L'idea che sta alla base del suo lavoro Impero ha provato a tradurla nel nuovo menu, che divide in tre piccole "collezioni", che risultano all'assaggio e all'analisi tre diversi step e modi di intendere il condimento e la ricetta pizza.
Si inizia con Le Tradizionali. Che sono poche, giusto tre. Una particolare Napoletana Dop (pomodoro san marzano, pomodorini del piennolo, olive taggiasche, alici, origano di montagna, aglio di Vessalivo, olio evo e basilico fresco), in cui si intrecciano due pomodori e, nonostante il nome glocal, le alici sono quelle del Mar Cantabrico. La margherita è solo la Bufala Dop, che risulta morbida e gustosa al palato, con la mozzarella di bufala trattata bene, nonostante non sia facile da trattare. Il pizzaiolo guarda e si ispira alla pizza gourmet propriamente detta, quella nata nel centro-nord italia, e lo si vede anche in queste ricette più classiche - finite totalmente in forno e non guarnite fuori - soprattutto nella decorazione: il prezzemolo è in abbondanza, uno per fetta della pizza, poggiato con attenzione sul condimento bollente, in modo da non danneggiarsi ed essere fresco al momento dell'assaggio. Con entrambe viene consigliato un Lacryma Christi bianco doc. Abbinamento notevole.
Napoletana Dop
La tradizione, e poi le pizze alla moda. Ovvero Le tendenze. In questa parte del menu si può divertire chi cerca una pizza quanto più possibile tradizionale per impasto e cottura, ma con ricette diverse. Che si spingono un po' oltre. Da provare L'Oro verde (fior di latte di Agerola, pesti di pistacchio diBronte, buccia di limone di Sorrento grattuggiata, Parmiggiano Reggiano 24/36 mesi, basilico fresco), un omaggio alla Sicilia che finisce per essere una sintesi con prodotti eccellenti campani. Il pistacchio - sia croccante che in crema - e il limone si mixano perfettamente insieme, per un risultato molto interessante al palato. Da dividere in più persone, perfetto per iniziare una degustazione. A seguire la Maialino Nero, ovvero la versione un pelo più contemporanea della classica, per i napoletani, Salsiccia e friarielli, con: provola affumicata di Agerola, friarielli saltati in padella alla napoletana con peperoncino, salsiccia di maialino nero casertano, Parmigiano Reggiano 24/36 mesi e basilico fresco.

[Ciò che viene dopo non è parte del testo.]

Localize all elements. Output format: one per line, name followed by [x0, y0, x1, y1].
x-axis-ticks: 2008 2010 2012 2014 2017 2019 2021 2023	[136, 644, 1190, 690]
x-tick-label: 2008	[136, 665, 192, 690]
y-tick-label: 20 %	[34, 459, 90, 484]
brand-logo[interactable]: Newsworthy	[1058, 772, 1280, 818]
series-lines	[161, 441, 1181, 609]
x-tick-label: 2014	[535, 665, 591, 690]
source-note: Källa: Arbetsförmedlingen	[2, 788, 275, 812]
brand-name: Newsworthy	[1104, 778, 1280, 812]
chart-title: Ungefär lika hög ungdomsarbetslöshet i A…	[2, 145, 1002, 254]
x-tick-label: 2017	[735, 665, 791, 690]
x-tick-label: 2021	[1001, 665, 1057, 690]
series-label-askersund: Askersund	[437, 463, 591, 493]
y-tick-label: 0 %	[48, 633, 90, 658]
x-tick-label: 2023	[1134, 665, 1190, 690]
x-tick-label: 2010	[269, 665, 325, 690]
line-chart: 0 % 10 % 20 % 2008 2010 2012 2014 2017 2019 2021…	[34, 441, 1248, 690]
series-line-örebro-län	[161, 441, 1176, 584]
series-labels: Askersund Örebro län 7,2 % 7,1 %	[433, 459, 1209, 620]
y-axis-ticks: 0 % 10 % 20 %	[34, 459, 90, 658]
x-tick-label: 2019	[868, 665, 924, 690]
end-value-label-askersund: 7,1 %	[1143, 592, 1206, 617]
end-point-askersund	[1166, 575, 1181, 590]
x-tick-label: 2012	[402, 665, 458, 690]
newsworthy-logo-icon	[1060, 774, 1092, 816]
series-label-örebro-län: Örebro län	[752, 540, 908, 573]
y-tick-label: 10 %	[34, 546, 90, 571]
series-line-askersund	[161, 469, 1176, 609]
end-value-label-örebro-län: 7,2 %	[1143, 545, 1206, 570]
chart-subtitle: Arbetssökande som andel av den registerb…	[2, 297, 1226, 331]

In conclusione, la sezione "...per buon gustai". Qui impero si lancia nella sperimentazione più ardita, arrivando a pizze quasi totalmente "condite" fuori dal forno, avvicinandosi quasi alla perfezione alla pizza gourmet più classica. Per ogni ricetta qui viene suggerito un vino in abbinamento, ma la carta è ben fornita anche per chi non sceglie di pescare da questa ultima collezione. La migliore della sezione, e forse dell'interno menu, è la Cynara (Mozzarella di bufala campana, prosciutto cotto affumicato Karl Bernardi, carciofi freschi alla griglia, buccia di arance Tarocco Gallo grattuggiate, parmigiano Reggiano 24/36 mesi, olio evo e basilico fresco).